In the city of Limerick, a concerning issue lurks beneath the surface. It involves the unscrupulous activities of certain publicans who prioritize their greed for profits over the social and moral repercussions of their actions. Father Creagh, an influential figure in the community, has taken a resolute stand against these individuals by delivering two impassioned addresses—one to the magistrates and another to the St. John’s Division of the Arch-Confraternity of the Holy Family at the Redemptorist Church.
By shedding light on the good and bad bungs of Limerick, Father Creagh encourages his audience to differentiate between the two types of publicans that inhabit the city. He paints a vivid picture, highlighting the unwanted presence of a darker element in Limerick’s drinking culture, hidden beneath the more decent and law-abiding publicans.
Father Creagh says that he doesn’t intend to denounce all who sell alcohol, acknowledging that some are good, God-fearing individuals, adhering to both divine and earthly laws while conducting their businesses. However, it is the other type of publican, with no conscience and no scruples, who Father Creagh considers the real enemies of God, man, and country.
Father Creagh’s frustration stems from the devastating consequences that the predatory tactics of these conscienceless publicans have on the lives of those who fall victim to excessive drinking. When a man becomes inebriated and runs out of money, these publicans supply him with more alcohol on credit. This further plunges the individual into debt, while also neglecting the well-being of his wife and children.
This practice not only violates the law of God and man but also showcases the lack of empathy and compassion exhibited by these publicans. Father Creagh asserts that there is a unique type of wickedness to men who are driven by greed and willing to ruin families in the present and future without hesitation.

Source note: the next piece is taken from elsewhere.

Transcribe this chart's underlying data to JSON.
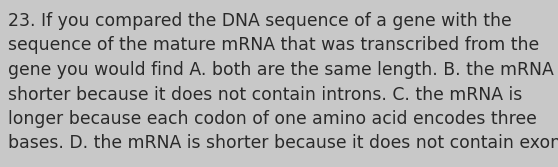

Father Creagh’s address also highlights that the law binds publicans not to serve alcohol to those already intoxicated. Despite this decree, these unprincipled publicans continue to sell drinks to individuals in an advanced state of inebriation, once again demonstrating their utter disregard for the laws.
To address this issue, Father Creagh suggests that stringent application of legal penalties is the only solution to reform the behavior of these unscrupulous publicans. Merely appealing to their non-existent conscience will not produce the desired outcomes.
As a community, the people of Limerick must take Father Creagh’s message to heart and work together to eliminate this dark element from their city. This will involve raising awareness, fostering a supportive environment, and ensuring that justice is served to those who engage in such unsavory practices.
It is crucial to remember that the issue of excessive drinking and the actions of the corrupt publicans do not just affect the individuals involved, but also have lasting consequences on their families and the society at large. Limerick, known for its rich history and culture, deserves better than to have these predatory activities tarnish its reputation.
In conclusion, Father Creagh’s passionate addresses serve as a powerful call to action to the people of Limerick to address this pressing issue and transform their city into a safe, prosperous, and morally upright space for all its citizens. Only through collective efforts and unwavering dedication can Limerick expel the darkness generated by unscrupulous publicans and reaffirm its identity as a shining example of Irish heritage and character.